Bergman, whom Mills calls a "very fine, very dedicated, very cooperative musician," grew up in Los Angeles and got hooked on classical music in the 7th grade, when she heard her school orchestra play at an assembly. Fascinated by the whole production, she told her parents she wanted to be a part of it. Her father, who had played the timpani, and her mother, who sang in choirs, decided that the clarinet would be just the thing because then she could play in both the orchestra and the band.

"I still play today," Bergman said, because "I wanted to play, as opposed to it being forced on me by my parents." She played in school ensembles and taught clarinet part-time while earning a BA, an MA in guidance counseling, a teaching certificate and a law degree. Next to the collection of degrees hanging in her office is a beloved black-and-white photo from college days of Bergman and the rest of the clarinets in the UCLA symphonic wind ensemble concentrating during a Royce Hall concert.

Lawyers' Group

As a new lawyer, Bergman belonged to the now-defunct Lawyers Philharmonic Orchestra of Los Angeles, reportedly the first orchestra in the country made up of lawyers and judges. The orchestra, led by Carlo Spiga, a violinist of the Los Angeles Philharmonic, performed at Ambassador Auditorium in Pasadena. "It was a new auditorium and was expensive to rent," Bergman said. "So we had to charge a lot--people had to pay the kind of price they'd pay to see the L.A. Philharmonic. It was a group of lawyers who were good, but not the L.A. Philharmonic."

When the Lawyers Philharmonic disbanded after a couple of years, Bergman, a Westwood resident, joined the Brentwood-Westwood orchestra.

About 25 amateur musicians, some from Brentwood and Westwood and many from outside the area, come to rehearsals. For concerts, performed in the Paul Revere school auditorium, they are supplemented with hired professional musicians, "so we have a professional sound," Bergman said. A concert at 3 p.m. today will feature Mozart and Mendelssohn.

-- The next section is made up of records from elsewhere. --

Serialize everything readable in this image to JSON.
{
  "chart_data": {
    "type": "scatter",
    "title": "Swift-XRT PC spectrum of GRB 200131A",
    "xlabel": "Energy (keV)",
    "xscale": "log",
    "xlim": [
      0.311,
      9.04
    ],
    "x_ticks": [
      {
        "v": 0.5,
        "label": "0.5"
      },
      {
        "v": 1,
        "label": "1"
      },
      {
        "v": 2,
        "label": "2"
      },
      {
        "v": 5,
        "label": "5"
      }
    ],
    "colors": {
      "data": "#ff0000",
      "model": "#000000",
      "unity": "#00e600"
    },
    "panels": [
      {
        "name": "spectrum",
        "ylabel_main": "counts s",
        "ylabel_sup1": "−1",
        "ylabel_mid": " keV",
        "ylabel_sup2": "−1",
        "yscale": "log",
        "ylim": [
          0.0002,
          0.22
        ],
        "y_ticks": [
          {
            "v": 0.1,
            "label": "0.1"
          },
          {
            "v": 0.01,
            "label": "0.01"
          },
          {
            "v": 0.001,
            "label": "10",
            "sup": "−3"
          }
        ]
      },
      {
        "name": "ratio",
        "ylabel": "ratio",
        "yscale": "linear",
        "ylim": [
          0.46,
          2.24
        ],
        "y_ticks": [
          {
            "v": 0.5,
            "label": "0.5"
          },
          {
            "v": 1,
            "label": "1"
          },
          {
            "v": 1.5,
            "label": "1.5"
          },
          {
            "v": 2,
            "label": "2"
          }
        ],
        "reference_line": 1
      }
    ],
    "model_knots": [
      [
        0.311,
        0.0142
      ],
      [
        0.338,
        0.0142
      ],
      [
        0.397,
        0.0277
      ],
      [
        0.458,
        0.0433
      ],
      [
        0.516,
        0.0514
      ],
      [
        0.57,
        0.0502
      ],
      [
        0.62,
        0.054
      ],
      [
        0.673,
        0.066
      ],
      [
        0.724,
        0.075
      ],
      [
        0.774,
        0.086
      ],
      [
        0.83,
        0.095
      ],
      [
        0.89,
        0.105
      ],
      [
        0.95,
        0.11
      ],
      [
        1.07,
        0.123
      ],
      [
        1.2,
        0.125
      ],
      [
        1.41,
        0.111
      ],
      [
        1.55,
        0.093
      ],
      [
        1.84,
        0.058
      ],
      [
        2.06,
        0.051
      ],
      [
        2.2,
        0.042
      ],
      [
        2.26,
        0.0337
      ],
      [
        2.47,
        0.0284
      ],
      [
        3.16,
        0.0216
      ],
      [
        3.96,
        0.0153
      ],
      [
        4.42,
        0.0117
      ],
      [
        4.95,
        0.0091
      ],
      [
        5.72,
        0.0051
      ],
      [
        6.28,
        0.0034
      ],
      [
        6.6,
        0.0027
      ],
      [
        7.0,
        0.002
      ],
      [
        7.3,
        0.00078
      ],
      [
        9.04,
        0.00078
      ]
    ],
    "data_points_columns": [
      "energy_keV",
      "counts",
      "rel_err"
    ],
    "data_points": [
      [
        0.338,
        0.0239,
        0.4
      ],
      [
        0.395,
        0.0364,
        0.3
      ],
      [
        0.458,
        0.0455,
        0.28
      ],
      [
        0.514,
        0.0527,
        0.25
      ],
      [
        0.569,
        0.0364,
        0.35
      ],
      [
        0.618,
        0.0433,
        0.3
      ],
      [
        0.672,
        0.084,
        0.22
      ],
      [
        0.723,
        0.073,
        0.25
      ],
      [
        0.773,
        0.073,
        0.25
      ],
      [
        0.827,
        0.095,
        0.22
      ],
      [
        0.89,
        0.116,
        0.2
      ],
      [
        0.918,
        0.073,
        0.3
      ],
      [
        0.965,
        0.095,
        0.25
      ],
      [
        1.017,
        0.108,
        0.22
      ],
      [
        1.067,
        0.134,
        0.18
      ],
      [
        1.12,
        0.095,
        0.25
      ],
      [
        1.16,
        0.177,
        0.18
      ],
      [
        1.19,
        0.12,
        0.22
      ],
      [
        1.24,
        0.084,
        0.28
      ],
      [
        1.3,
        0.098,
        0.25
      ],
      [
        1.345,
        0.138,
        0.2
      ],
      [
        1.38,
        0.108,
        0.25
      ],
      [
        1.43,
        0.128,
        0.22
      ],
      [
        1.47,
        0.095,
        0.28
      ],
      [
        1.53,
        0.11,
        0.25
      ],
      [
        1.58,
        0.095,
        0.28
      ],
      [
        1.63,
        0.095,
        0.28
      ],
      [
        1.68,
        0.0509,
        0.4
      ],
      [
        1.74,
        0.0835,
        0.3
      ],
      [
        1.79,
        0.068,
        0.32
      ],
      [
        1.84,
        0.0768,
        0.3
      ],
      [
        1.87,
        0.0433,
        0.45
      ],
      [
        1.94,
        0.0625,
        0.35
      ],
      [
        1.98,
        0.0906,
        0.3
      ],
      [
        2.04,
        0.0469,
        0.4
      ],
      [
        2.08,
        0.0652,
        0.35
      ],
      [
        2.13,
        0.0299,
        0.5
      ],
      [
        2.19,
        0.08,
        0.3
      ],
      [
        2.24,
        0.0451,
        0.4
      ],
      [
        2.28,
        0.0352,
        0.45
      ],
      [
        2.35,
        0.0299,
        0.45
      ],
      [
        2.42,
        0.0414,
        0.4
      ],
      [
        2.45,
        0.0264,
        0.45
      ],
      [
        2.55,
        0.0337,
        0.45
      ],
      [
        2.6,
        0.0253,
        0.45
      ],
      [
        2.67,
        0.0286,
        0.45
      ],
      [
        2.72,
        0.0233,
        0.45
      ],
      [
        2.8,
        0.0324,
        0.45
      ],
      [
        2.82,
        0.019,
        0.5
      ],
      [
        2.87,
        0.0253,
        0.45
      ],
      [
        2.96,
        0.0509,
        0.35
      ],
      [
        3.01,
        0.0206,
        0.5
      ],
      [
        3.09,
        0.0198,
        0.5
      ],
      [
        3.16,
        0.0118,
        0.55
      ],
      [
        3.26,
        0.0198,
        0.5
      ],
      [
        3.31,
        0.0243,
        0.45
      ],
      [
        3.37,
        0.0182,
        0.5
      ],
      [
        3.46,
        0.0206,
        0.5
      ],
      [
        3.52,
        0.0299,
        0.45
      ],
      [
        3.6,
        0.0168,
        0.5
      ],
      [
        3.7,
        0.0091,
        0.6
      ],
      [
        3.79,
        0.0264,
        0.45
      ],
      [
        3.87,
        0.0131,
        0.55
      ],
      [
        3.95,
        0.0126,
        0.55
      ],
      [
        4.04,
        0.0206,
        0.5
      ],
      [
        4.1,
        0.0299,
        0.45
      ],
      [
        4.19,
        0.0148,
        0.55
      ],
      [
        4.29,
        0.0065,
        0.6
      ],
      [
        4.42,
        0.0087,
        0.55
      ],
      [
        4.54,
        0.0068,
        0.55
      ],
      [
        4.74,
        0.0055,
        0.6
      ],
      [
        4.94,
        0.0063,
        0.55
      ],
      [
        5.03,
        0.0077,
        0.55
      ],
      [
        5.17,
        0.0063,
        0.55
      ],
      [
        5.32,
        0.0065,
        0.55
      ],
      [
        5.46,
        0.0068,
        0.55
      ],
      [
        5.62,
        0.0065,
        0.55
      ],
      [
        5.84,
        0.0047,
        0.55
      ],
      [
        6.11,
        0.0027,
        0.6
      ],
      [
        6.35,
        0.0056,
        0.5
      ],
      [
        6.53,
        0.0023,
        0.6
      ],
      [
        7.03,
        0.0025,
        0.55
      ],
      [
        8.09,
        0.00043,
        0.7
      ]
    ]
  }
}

As president, Bergman will bring "a fresh, sensitive approach" and "organizational ability, having worked as a D.A.," to the task of drumming up donations, membership and volunteers, said outgoing President John R. Lamb. "She has chutzpah. . . . If it's necessary she'd call the President, Nancy Reagan or Barbara Bush and say, 'Here's what we need.' "

The orchestra's $30,000 annual budget comes from individual and corporate donations and grants from the city of Los Angeles. "Every penny counts," Bergman said. "We're doing everything on a shoestring."

To draw people to performances, Bergman is looking for "someone with a big name" to solo with the orchestra, somebody such as comedienne Phyllis Diller, who sang and played the piano with the group, or Burt Lancaster, who narrated "Peter and the Wolf."

Bergman finds herself rebutting presumptions: "When you say, 'This is a concert at a junior high school auditorium and it's free,' people who've never been to our concerts say, 'Oh, it's a junior high school orchestra, and if it's free, it must not be worth very much.' "

Detectives and her "undercover narcotics friends" hang around her office during breaks in trials, but Bergman said she has to cajole them into coming to the concerts.

LAPD Detective Mike Farrant praised her as "the most prepared district attorney I've ever been in front of. . . . She knows everything about every case. The courtroom has never run as smoothly as when Leah's been in charge." But he admitted he hasn't been to her concerts.